Taking this into consideration, many of our bad habits or symptoms of disorders, which we (unsuccessfully) try to deal with and work on, do not originate in our own minds, but in the connections to people around us through mirror neurons.
This book is written for those of you who think, No one will accept me if I don't change myself. There are so many people who have problems in their relationships with other people--be it students, workers, housewives--who struggle to make something change. This is why we see a great quantity of self-help books on the shelves at the book store. The kinds of people I described flip open these books with piqued interest, read it, and ultimately wonder, "How is it that I keep reading these self-help books and nothing changes?" With an understanding of the brain network system we can solve this riddle.
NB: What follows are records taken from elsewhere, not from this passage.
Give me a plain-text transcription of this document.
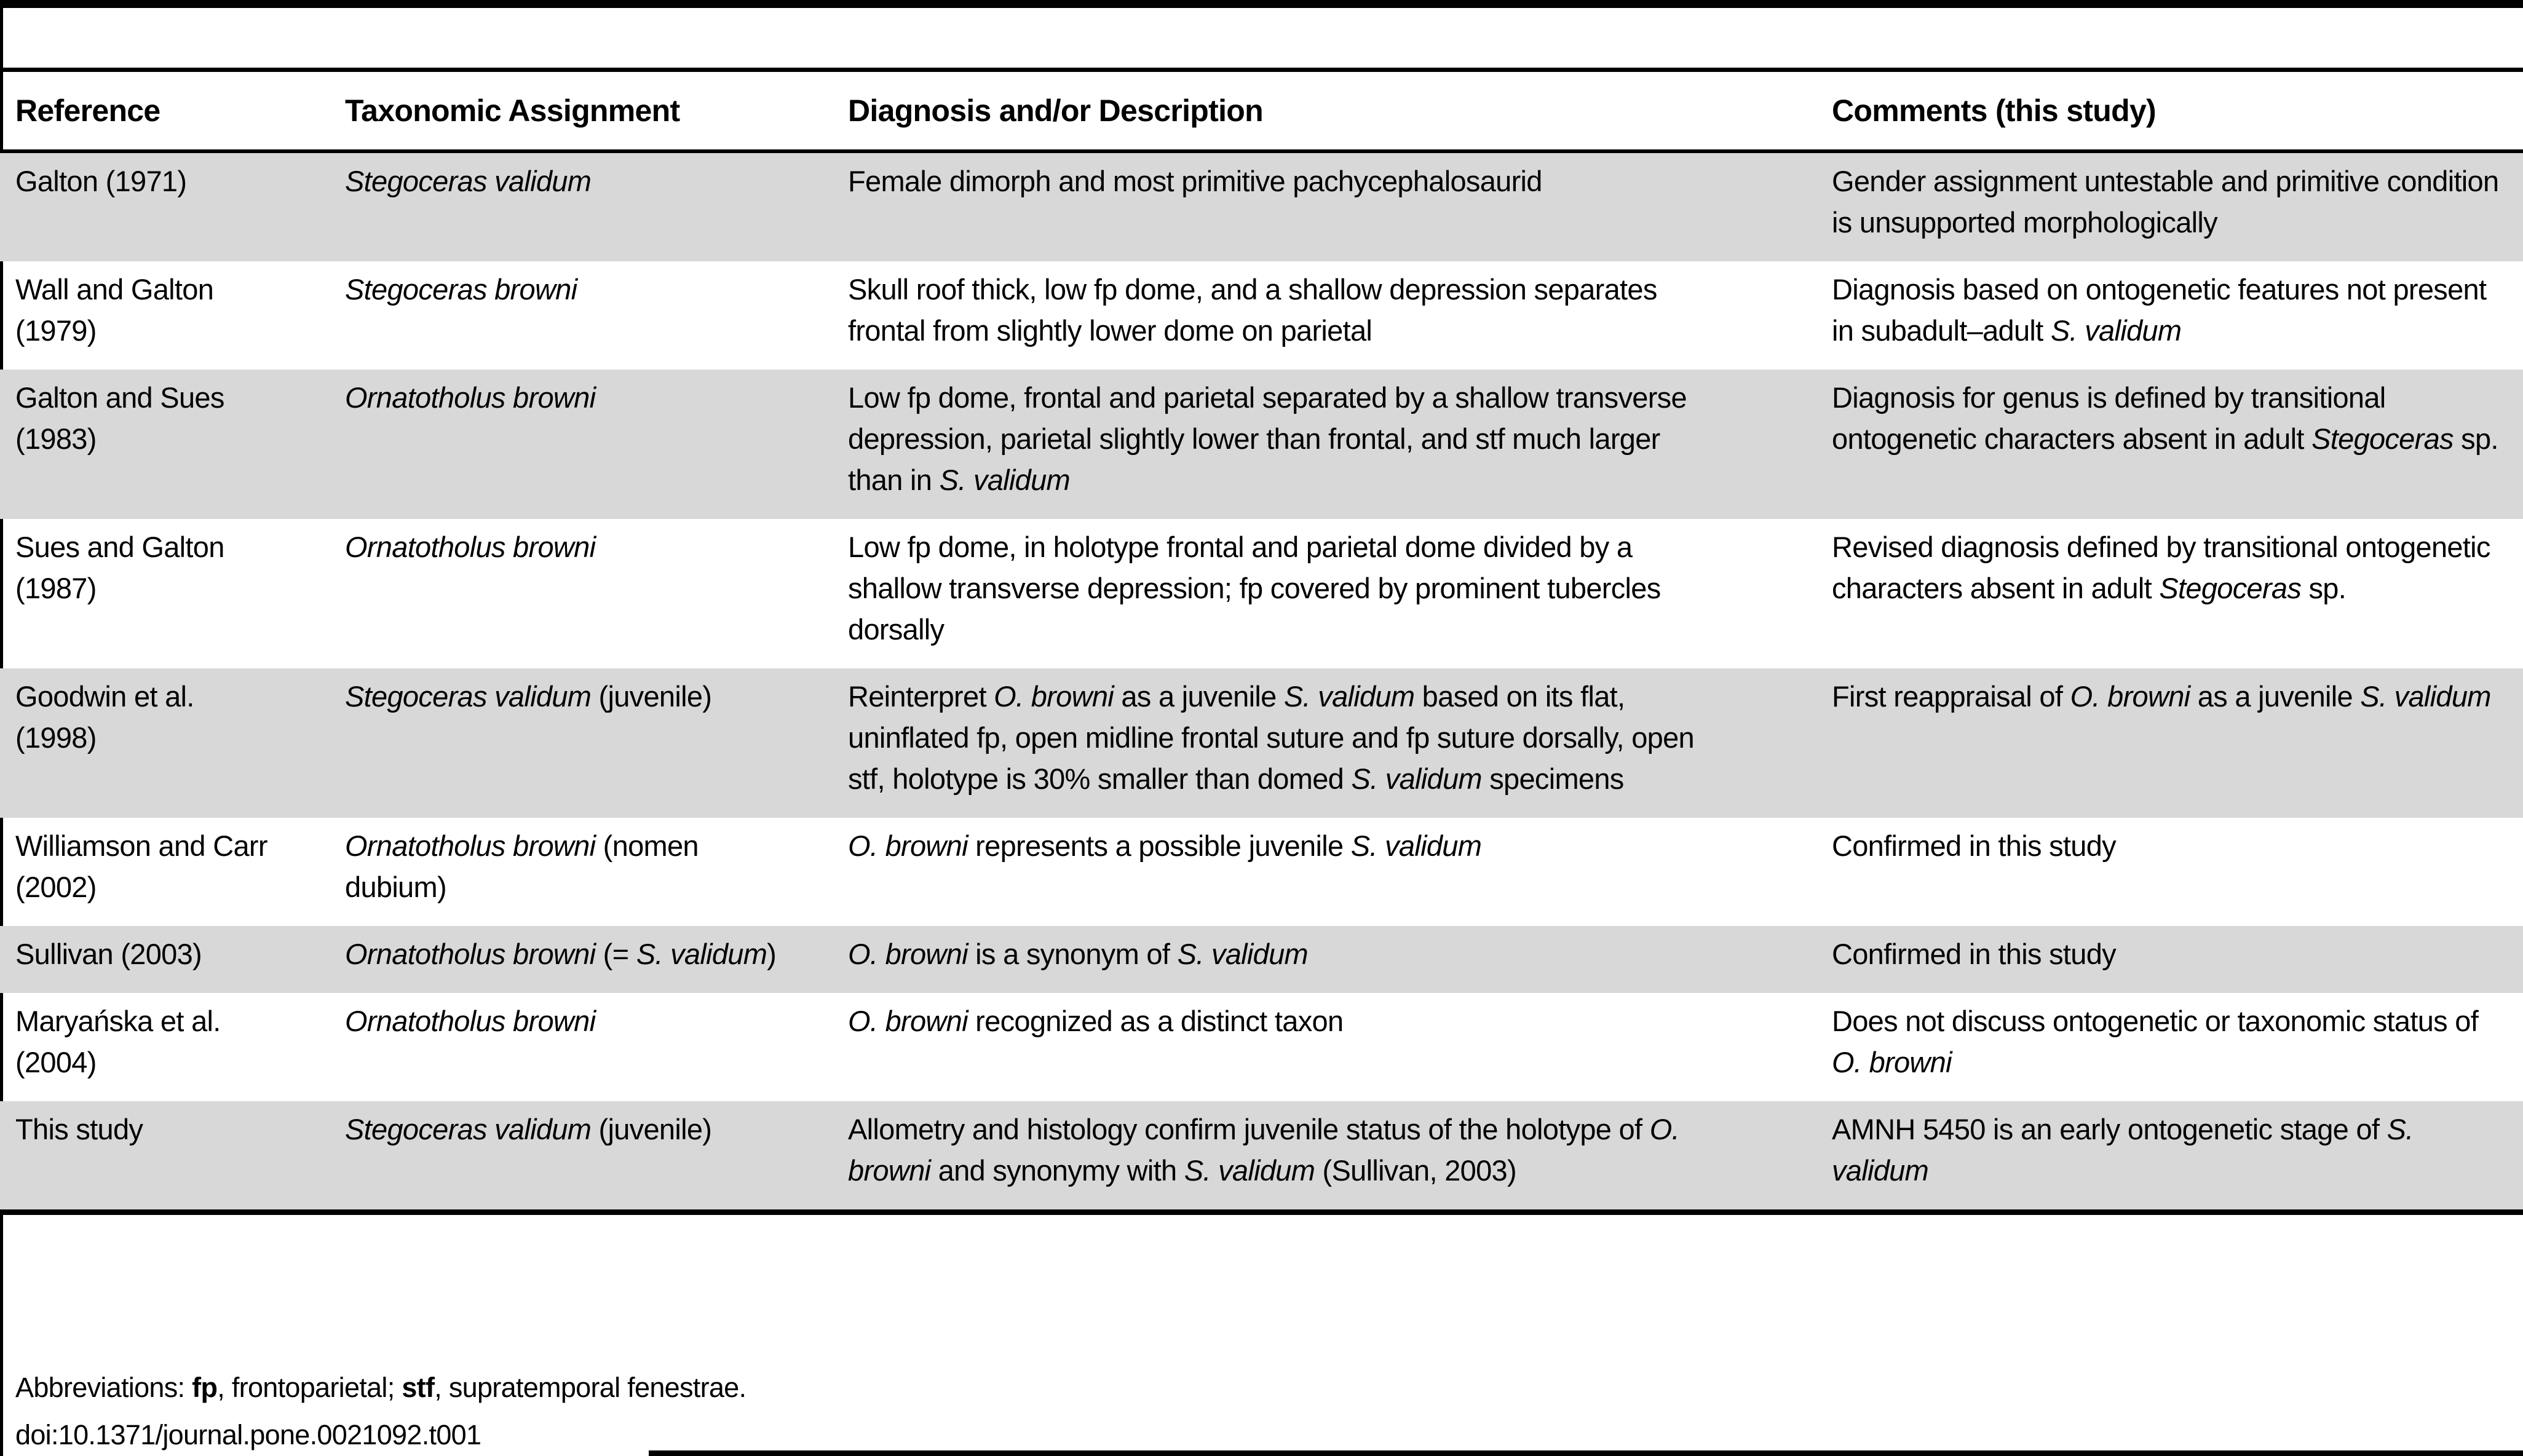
Reference	Taxonomic Assignment	Diagnosis and/or Description	Comments (this study)
Galton (1971)	Stegoceras validum	Female dimorph and most primitive pachycephalosaurid	Gender assignment untestable and primitive condition is unsupported morphologically
Wall and Galton (1979)	Stegoceras browni	Skull roof thick, low fp dome, and a shallow depression separates frontal from slightly lower dome on parietal	Diagnosis based on ontogenetic features not present in subadult–adult S. validum
Galton and Sues (1983)	Ornatotholus browni	Low fp dome, frontal and parietal separated by a shallow transverse depression, parietal slightly lower than frontal, and stf much larger than in S. validum	Diagnosis for genus is defined by transitional ontogenetic characters absent in adult Stegoceras sp.
Sues and Galton (1987)	Ornatotholus browni	Low fp dome, in holotype frontal and parietal dome divided by a shallow transverse depression; fp covered by prominent tubercles dorsally	Revised diagnosis defined by transitional ontogenetic characters absent in adult Stegoceras sp.
Goodwin et al. (1998)	Stegoceras validum (juvenile)	Reinterpret O. browni as a juvenile S. validum based on its flat, uninflated fp, open midline frontal suture and fp suture dorsally, open stf, holotype is 30% smaller than domed S. validum specimens	First reappraisal of O. browni as a juvenile S. validum
Williamson and Carr (2002)	Ornatotholus browni (nomen dubium)	O. browni represents a possible juvenile S. validum	Confirmed in this study
Sullivan (2003)	Ornatotholus browni (= S. validum)	O. browni is a synonym of S. validum	Confirmed in this study
Maryańska et al. (2004)	Ornatotholus browni	O. browni recognized as a distinct taxon	Does not discuss ontogenetic or taxonomic status of O. browni
This study	Stegoceras validum (juvenile)	Allometry and histology confirm juvenile status of the holotype of O. browni and synonymy with S. validum (Sullivan, 2003)	AMNH 5450 is an early ontogenetic stage of S. validum
Abbreviations: fp, frontoparietal; stf, supratemporal fenestrae.
doi:10.1371/journal.pone.0021092.t001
But if I begin by explaining the brain network system, it would be difficult for most people to approach. I have challenged myself to serve to a wide audience of regular folk, therefore I decided to dive into the theme with explanatory personal experiences rather than specialized scientific terms.
Instead of giving a detailed scientific explanation of the functions of mirror neurons and the brain network system, I will anecdotally describe the kinds of effects other people's images/ opinions of me has had on my life. If I wrote technically it would be something like this: "The negative image of me created in the brain of the other party is reflected by my mirror neurons, thus a negative self-image is established." This style of writing is too vague for most people to fully grasp, so I have taken it upon myself to explain such phenomena primarily with my personal experiences of failure. This way the reader can feel an affinity and say, "Yep! I've been there before!" and illuminate on their own experiences as we tackle the topics in the book.